The park sits at the corner of 2nd Street and Kinsley Avenue in downtown Winslow, on what was the Route 66 alignment through town. It is free and always accessible. Parking on the surrounding streets is generally easy outside of the Standin’ on the Corner Festival weekend in late September.

The eagle on the mural’s painted window ledge is the detail most people miss on a first visit. Stand back far enough to see the full composition before you close in for the statue photo. The trompe-l’œil reads better from distance.

Winslow added musical rumble strips on 3rd Street that play “Take It Easy” as vehicles pass over them at 35 mph — an absurd and genuinely delightful addition that you will not expect. Drive north on 3rd Street if you want to experience it.

Plan on 20 to 30 minutes at the corner itself if photographing the statue and mural is the goal, longer if you want to walk the surrounding block. The corner works well as a mid-morning stop for travelers moving between Flagstaff and the New Mexico border, or as a short detour off I-40 for anyone routing the freeway rather than chasing the historic alignment end to end. Combine it with a stop at La Posada, a block away, and the corner turns into a genuine hour or two rather than a five-minute photo op.

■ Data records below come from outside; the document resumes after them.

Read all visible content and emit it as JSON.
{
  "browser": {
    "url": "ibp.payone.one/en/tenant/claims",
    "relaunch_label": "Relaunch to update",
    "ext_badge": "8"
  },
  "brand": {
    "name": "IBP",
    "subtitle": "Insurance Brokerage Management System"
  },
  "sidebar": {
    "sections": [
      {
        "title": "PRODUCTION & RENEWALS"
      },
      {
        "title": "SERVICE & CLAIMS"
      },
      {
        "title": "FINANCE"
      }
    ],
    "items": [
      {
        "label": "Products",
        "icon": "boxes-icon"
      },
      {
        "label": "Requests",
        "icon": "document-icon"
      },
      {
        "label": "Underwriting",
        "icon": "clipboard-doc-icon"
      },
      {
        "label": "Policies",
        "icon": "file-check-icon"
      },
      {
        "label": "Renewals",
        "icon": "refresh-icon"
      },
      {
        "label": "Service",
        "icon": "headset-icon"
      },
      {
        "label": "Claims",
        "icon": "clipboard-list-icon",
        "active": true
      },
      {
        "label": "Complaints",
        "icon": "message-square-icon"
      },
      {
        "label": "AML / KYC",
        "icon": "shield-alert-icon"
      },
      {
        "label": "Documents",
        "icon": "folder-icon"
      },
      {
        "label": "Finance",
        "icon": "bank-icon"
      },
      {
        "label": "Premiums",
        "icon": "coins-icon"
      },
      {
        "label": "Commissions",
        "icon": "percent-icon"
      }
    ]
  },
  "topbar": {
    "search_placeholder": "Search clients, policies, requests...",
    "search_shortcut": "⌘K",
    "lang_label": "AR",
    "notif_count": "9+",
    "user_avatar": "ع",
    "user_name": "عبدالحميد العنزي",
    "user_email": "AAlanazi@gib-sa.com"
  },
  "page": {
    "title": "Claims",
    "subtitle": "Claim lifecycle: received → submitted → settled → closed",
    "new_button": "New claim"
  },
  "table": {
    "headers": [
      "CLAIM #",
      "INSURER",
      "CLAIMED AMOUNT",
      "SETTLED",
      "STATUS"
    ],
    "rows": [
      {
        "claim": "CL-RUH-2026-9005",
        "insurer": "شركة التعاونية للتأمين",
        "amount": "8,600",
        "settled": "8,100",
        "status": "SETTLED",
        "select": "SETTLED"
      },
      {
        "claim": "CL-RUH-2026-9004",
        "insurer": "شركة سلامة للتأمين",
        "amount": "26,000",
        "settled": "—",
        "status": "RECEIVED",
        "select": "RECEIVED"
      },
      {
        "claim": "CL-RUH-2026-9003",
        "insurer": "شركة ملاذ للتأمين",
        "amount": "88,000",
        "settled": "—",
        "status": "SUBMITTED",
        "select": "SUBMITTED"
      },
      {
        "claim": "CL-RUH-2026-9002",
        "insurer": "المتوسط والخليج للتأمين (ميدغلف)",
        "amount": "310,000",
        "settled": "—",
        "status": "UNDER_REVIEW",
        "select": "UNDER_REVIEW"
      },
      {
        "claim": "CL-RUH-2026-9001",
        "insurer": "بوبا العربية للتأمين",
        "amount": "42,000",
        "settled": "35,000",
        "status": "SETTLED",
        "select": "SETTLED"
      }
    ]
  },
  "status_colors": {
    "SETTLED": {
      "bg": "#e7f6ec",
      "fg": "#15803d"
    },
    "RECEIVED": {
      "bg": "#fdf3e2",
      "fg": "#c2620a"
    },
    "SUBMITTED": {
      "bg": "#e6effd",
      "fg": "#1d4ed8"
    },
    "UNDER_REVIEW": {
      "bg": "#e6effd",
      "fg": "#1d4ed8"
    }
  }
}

The Winslow area has more to offer than the corner. Homolovi State Park, north of town, preserves the ruins of four Ancestral Puebloan villages. Petrified Forest National Park sits about 60 miles east — the only national park that the original Route 66 alignment ran directly through, documented by the National Park Service’s Route 66 Corridor Preservation Program. The park service maintains a marked alignment of the historic roadbed within the park boundaries.

The Winslow Question

Winslow is sometimes treated condescendingly in Route 66 travel writing — a one-joke town that got lucky with a song lyric and has traded on it ever since. That framing misses something. Winslow is a working Arizona railroad town with a long history on the Santa Fe line; the La Posada, a Fred Harvey hotel dating to 1929, has been restored and reopened and is legitimately one of the finest places to spend a night along the Arizona corridor. The La Posada alone would make Winslow worth a stop even if Jackson Browne had never driven through.

The corner is the hook. The town has more substance than the song gave it credit for.

Getting to Winslow from Seligman

Winslow sits roughly 90 miles east of Seligman on I-40, with the old Route 66 alignment accessible via the same general corridor. The direct route is all freeway; if you want the two-lane experience, sections of the historic alignment are driveable east of Flagstaff, though the full Seligman-to-Winslow stretch requires mixing old alignment with the interstate. The Winslow corner draws its heaviest crowds in late September, when the town runs its own annual festival around the corner — worth timing a visit around if your trip has any flexibility. For the rest of the corridor between here and Seligman, our complete Seligman visitor’s guide covers where to stay and what else to see on the western end of the drive.

Frequently Asked Questions

Where exactly is Standin’ on the Corner Park?

The park is at the corner of 2nd Street and Kinsley Avenue in downtown Winslow, Arizona. It is on the historic Route 66 alignment through Winslow.

Is Standin’ on the Corner Park free to visit?

Yes, the park is always free and accessible. Winslow does not charge admission.

What is the bronze statue at Standin’ on the Corner Park?

The statue, called “Easy,” was created by sculptor Ron Adamson and represents the troubadour narrator from the Eagles’ “Take It Easy.” It resembles Jackson Browne, though it is officially an unnamed figure rather than a portrait.

What happened to the park in 2004?

In October 2004, a fire in an adjacent J.C. Penney building collapsed the structure. The mural wall survived, but the site was closed for nearly three years for asbestos cleanup and structural stabilization. The park was expanded when it reopened.

When was the Standin’ on the Corner mural restored?

Artist John Pugh, who created the original mural in 1999, returned in early 2023 to completely repaint the work using modern materials. The design is unchanged from the original.

Who wrote “Take It Easy”?

Jackson Browne wrote most of the song; Glenn Frey helped complete the second verse. The Eagles recorded and released it as their debut single in May 1972.